Puisque la baisse des nouvelles inscriptions a été plus marquée que la baisse des ventes, le ratio national des ventes par rapport aux nouvelles inscriptions s’est légèrement resserré pour s’établir à 47,6 % en février, comparativement à 46,4 % en janvier. La moyenne à long terme de ce ratio est de 54,8 %. On parle normalement d’un marché de l’habitation équilibré lorsque le ratio des ventes par rapport aux nouvelles inscriptions se situe entre 45 et 65 %.
« L’activité sur le marché de l’habitation est restée faible en février, en particulier dans la région de l’Ontario, entre Windsor et Toronto, a déclaré Valérie Paquin, présidente de l’ACI. Cela dit, la saison ne bat vraiment son plein qu’à partir du mois d’avril environ, et vous avez donc encore le temps de vous préparer à acheter ou à vendre cette année. »
À la fin de février 2026, 151 850 propriétés étaient inscrites à la vente dans l’ensemble des systèmes MLS® au Canada, ce qui représente une hausse de 3,7 % par rapport à la même période l’année dernière, mais une baisse de 12,3 % par rapport à la moyenne à long terme pour cette période de l’année.
On comptait 5 mois d’inventaire à l’échelle nationale à la fin de février 2026, comme c’était le cas le mois précédent, ce qui correspond largement à la moyenne à long terme pour cette mesure. Cependant, la moyenne nationale masque de grandes différences régionales, aucune province n’atteignant actuellement ce niveau et seule une poignée de marchés locaux s’en approchant. Sur la base d’un écart-type au-dessus et au-dessous de cette moyenne à long terme, un marché favorable aux vendeurs serait inférieur à 3,6 mois et un marché favorable aux acheteurs serait supérieur à 6,4 mois.
Prix des maisons
En février, l’Indice des prix des propriétés MLS® (IPP MLS®) global et composé a enregistré une baisse de 0,6 % d’un mois à l’autre, ce qui n’est pas un léger recul, mais plus léger qu’en janvier.
L’IPP MLS® composé national (non désaisonnalisé) a baissé de 4,8 % par rapport à février 2025.
En somme
Après avoir connu une hausse record des prix immobiliers pendant la pandémie, le Canada subit maintenant la plus grande correction. Les prix des logements ont perdu 18 % par rapport à leur sommet du premier trimestre de 2022, quand la Banque du Canada avait baissé le taux directeur à 25 points de base. Aujourd’hui, le taux directeur est à 2,25 %, après avoir atteint 5,0 % au plus fort du cycle de resserrement. À l’époque, les taux d’intérêt au plus bas avaient fait grimper les prix immobiliers, surtout dans les plus petites villes où les travailleurs à distance avaient afflué pour profiter d’un moindre coût de la vie.

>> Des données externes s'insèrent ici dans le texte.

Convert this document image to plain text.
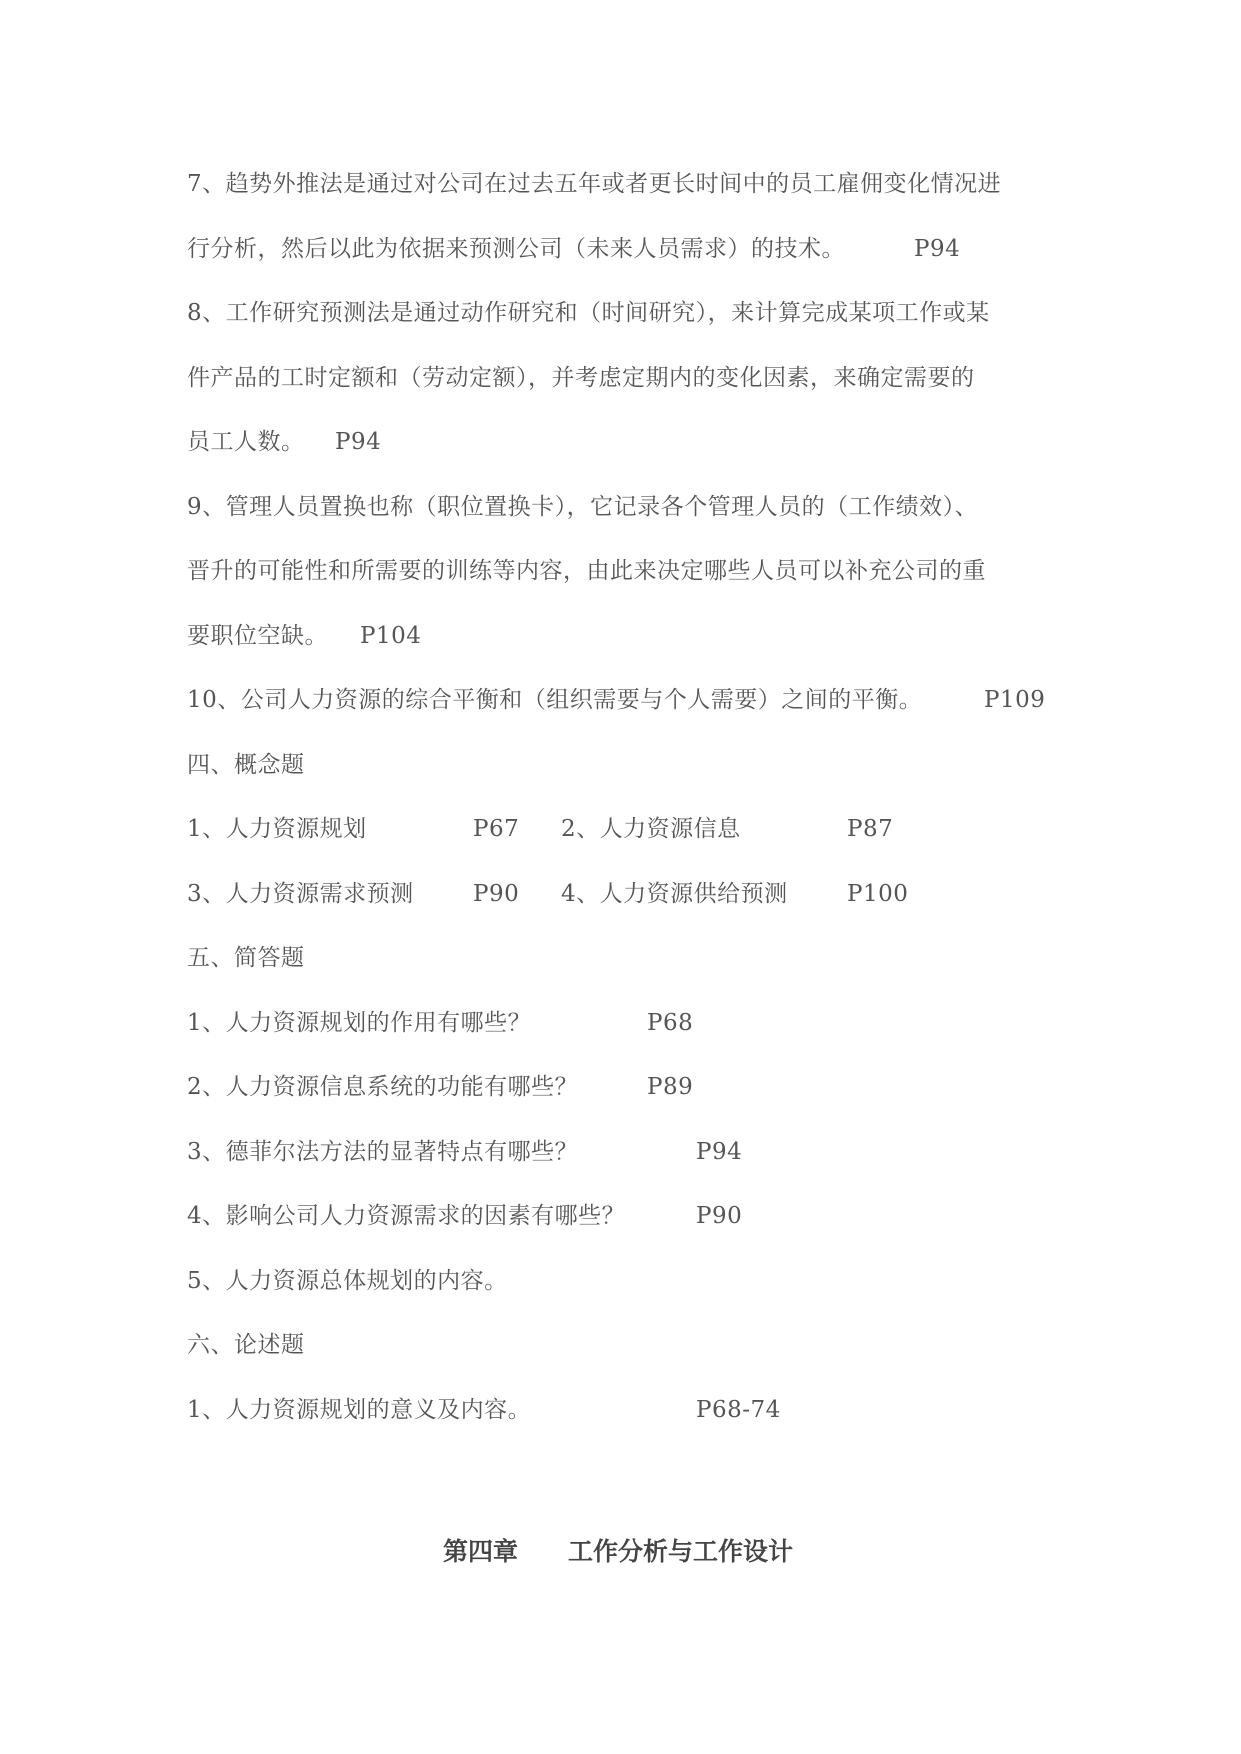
7、趋势外推法是通过对公司在过去五年或者更长时间中的员工雇佣变化情况进
行分析，然后以此为依据来预测公司（未来人员需求）的技术。	P94
8、工作研究预测法是通过动作研究和（时间研究），来计算完成某项工作或某
件产品的工时定额和（劳动定额），并考虑定期内的变化因素，来确定需要的
员工人数。 P94
9、管理人员置换也称（职位置换卡），它记录各个管理人员的（工作绩效）、
晋升的可能性和所需要的训练等内容，由此来决定哪些人员可以补充公司的重
要职位空缺。 P104
10、公司人力资源的综合平衡和（组织需要与个人需要）之间的平衡。	P109
四、概念题
1、人力资源规划	P67 2、人力资源信息	P87
3、人力资源需求预测	P90 4、人力资源供给预测	P100
五、简答题
1、人力资源规划的作用有哪些？	P68
2、人力资源信息系统的功能有哪些？	P89
3、德菲尔法方法的显著特点有哪些？	P94
4、影响公司人力资源需求的因素有哪些？	P90
5、人力资源总体规划的内容。
六、论述题
1、人力资源规划的意义及内容。	P68-74
第四章 工作分析与工作设计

Il y a une importante demande refoulée de la part d’acheteurs potentiels d’une première propriété. Ceux-ci voudront sans doute se décider un fois l’hiver passé. Par ailleurs, nous avons vu cette année un nombre record de refinancements et renouvellements hypothécaires, ce qui augmentera les mensualités et minera le pouvoir d’achat des ménages. L’abordabilité reste un problème pour les acheteurs d’une première propriété. Cependant, les taux hypothécaires et les prix sont considérablement plus bas qu’il y a un an. Une relance de l’activité immobilière est probable à l’approche du marché printanier, même avec la guerre en Iran.
Il reste que le récent choc des prix pétroliers a provoqué une hausse des taux d’intérêt du marché en même temps que de la crainte d’une remontée de l’inflation. Les données de l’IPC publiées hier révélaient que l’inflation avait fortement baissé au Canada avant le début de la guerre. La mesure dans laquelle elle pourrait de nouveau monter dépendra de la longueur de la guerre et du temps qu’il faudra ensuite pour rouvrir le détroit d’Hormuz.